That was probably a good thing, because it left her no energy to say what she thought, which was that the entire senior staff and cabinet of Governor Hal Crayton’s administration was so debased, so deluded, so detached from what it meant to be human and from the responsibilities that entailed — so clueless they might as well lie down and die.
Encased in self-imposed silence, Dina simmered inside her sausage skin, watching the simulacra do their thing: smiling and nodding around the long polished wood table, their mouths moving against a backdrop of velvet curtains, formal portraits. Every so often, one of them would point or wave in her direction, then continue yapping without even waiting to see if she had acknowledged the gesture. Gabe sneaked glances at her, sidewise and anxious, as if he was waiting for her to go off like a stick of dynamite. She had absolutely no idea what they were all talking about now.
The morning’s featured dumb show had focused on commercialization of public education. Dina had been quietly advising a coalition of parents’ and educators’ groups that had been working to prohibit commercial messages from being broadcast in classrooms. Constituent work wasn’t part of her job description, but occasionally — more than occasionally, if truth be told — some friend of a bleeding-heart friend would get to her and more often than not, she found herself swept away with the injustice of it all and scheduling a meeting.
This particular campaign was dropped on her desk by Ronnie, whose therapy practice was mostly with children. If successful, it would do away with Channel One and with “VNRs” — video news releases, pre-packaged “news stories” or “documentaries” underwritten by advertisers.
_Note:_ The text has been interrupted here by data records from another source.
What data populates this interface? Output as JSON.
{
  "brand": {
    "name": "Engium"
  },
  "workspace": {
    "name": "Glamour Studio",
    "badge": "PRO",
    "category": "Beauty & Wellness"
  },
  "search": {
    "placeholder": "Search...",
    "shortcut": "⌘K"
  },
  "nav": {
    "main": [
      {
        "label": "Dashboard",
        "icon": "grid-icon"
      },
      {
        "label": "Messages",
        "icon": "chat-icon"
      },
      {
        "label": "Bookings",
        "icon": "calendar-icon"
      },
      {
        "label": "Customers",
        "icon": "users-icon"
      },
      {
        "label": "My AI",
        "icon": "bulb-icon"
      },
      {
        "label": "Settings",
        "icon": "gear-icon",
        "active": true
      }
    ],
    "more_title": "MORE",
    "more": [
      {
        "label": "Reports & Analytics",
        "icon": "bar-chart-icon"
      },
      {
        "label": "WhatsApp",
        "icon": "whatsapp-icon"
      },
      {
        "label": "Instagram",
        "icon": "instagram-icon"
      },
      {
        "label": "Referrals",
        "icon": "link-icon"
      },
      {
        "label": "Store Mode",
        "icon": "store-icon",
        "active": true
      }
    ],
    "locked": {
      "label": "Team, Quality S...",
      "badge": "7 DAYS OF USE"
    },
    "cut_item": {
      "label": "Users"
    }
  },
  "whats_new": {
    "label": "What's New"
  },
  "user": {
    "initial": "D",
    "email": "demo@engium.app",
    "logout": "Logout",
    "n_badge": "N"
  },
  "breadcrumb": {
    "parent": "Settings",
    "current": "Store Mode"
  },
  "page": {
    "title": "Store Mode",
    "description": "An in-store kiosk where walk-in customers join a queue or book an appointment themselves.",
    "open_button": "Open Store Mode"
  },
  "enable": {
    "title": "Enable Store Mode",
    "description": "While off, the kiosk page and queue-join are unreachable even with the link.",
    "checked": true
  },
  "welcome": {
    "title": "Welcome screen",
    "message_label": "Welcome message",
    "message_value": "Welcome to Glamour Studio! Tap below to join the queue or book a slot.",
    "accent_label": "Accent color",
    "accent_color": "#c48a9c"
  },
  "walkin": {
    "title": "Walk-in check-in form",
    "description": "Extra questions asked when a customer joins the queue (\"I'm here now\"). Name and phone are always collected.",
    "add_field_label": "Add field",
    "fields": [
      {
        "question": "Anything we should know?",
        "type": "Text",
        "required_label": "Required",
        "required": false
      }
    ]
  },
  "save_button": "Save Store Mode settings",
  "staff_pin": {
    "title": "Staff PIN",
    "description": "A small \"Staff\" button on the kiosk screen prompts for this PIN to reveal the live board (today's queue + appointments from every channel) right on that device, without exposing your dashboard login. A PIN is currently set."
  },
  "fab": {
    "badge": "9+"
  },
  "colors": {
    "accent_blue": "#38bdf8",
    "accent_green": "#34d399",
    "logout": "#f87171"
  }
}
The parents had shown her one on students’ back problems sponsored by a backpack manufacturer and another on the African American “Juneteenth” holiday sponsored by a meat company whose products featured prominently in footage of celebratory barbecues. If they succeeded in ridding the classroom of commercial messages, they’d move on to other corporate exploitation of children, like school districts turning their cafeterias over to McDonald’s or Pizza Hut.
You had to admire the corporations’ talent for enterprise: Channel One and the fast-food outlets had a real feel for commercial synergy. Students got to see the McDonald’s logo and food in the underwriting credits during second or third period, for instance, then, when the lunch bell rang, they could run to the cafeteria to satisfy the high-fat, high-sugar cravings thus created. The schools got money, the corporations made money, and as no one cared all that much about the collateral damage, everyone who really mattered was happy.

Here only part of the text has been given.